In his article “From here to human-level AI,” McCarthy explains the process to take to advancing AI. He begins by debunking previous definitions of human-level AI, then explains human-level AI to be like a race between two goals, and they will both succeed. The two main ways of achieving human-level AI are to first have a full understanding of human intelligence for AI to simulate; the other method is to have AI perform human challenges. Common sense is the basis for AI. A program needs to know facts and reasoning based on their surrounding, such as knowing the shape of a building. Giving a computer full logic has proven difficult, as common sense is imprecise, and mathematical logic is precise, and these two often conflict with one another. John McCarthy recommends another approach, replacing mathematical logic, which allows for imprecision and keeps the common sense aspect of AI. AI needs to determine whether something is true, false, or neither. In other words, it needs to understand concepts, something without a definite truth, and respond accordingly. Common sense is nonmonotonic, as its imprecisions may lead it to make decisions it wouldn’t have, if given more information. Giving AI elaboration tolerance is important. It is equivalent to our human thinking process. We are able to take in information while evaluating a situation; meanwhile, a computer would normally take in information and then restart its thinking process to register the new information. AI needs to be able to form context, which can help “outer logical language needs.” AI needs reasoning about events, which requires elaboration tolerance.
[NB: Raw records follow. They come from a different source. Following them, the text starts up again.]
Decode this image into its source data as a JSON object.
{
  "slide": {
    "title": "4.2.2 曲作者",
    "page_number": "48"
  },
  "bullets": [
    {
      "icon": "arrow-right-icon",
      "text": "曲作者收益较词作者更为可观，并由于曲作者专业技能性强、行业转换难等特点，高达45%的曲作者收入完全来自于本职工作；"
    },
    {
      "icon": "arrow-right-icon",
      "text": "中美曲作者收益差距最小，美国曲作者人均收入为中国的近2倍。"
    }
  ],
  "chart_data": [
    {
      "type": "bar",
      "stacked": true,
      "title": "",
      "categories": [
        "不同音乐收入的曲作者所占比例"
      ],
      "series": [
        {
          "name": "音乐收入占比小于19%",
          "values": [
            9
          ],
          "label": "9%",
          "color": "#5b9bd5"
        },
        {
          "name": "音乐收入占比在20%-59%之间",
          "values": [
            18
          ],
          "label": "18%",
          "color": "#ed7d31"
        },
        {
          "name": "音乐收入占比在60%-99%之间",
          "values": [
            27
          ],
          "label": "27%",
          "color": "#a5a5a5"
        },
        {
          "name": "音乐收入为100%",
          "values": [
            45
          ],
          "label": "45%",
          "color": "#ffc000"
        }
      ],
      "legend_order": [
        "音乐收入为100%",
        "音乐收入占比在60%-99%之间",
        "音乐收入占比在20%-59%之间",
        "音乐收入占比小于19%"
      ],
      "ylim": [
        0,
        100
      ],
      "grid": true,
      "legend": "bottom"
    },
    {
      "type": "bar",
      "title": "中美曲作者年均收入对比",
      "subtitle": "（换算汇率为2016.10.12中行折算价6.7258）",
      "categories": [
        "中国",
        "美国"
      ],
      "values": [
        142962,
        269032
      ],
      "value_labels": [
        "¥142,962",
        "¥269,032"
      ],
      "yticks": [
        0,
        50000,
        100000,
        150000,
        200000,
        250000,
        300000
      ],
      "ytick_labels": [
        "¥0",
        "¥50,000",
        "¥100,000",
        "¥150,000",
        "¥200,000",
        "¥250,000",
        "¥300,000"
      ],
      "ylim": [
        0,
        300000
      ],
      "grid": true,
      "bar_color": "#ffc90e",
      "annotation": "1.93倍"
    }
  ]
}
An example John McCarthy uses is: “wearing clothes is a precondition for airline travel, but the travel agent will not tell his customer to be sure to wear clothes.” AI needs introspection and self-awareness in order to examine itself, as well as make decisions. A problem between human and computer performance is heuristics, mental shortcuts. McCarthy believes the cause to be “our present inability to give programs domain and problem-dependent heuristic advice.” Those who seek to improve AI follow these criteria, and slow progress is surely being made. As humans learn more about how the brain works while also improving AI, achieving human-level AI does seem like a race, as John McCarthy stated.8
McCarthy believes the best hope to achieve this is through logical AI, the “formalizing of commonsense knowledge and reasoning in mathematical logic.”9 Simulating the human nervous system, specifically the neural network, was seen as another alternative. John’s most recent research helped define the current-day creativity of machines, elaboration tolerance, efficient ways of solving calculus, and even machine free will.10 Although John McCarthy died on October 24, 2011, before human-level AI was achieved, he would be proud knowing that his legacy of AI lives on. Today AI has become a core pillar in the functions of today’s technology. Facial recognition is one of the major implementations of AI in almost all technology we see today; phones, security measures, and identification software all rely on AI. AI is also relied on in many fields of study, such as in the medical field to identify and diagnose patients. Thanks to John McCarthy, technology continues to evolve through AI.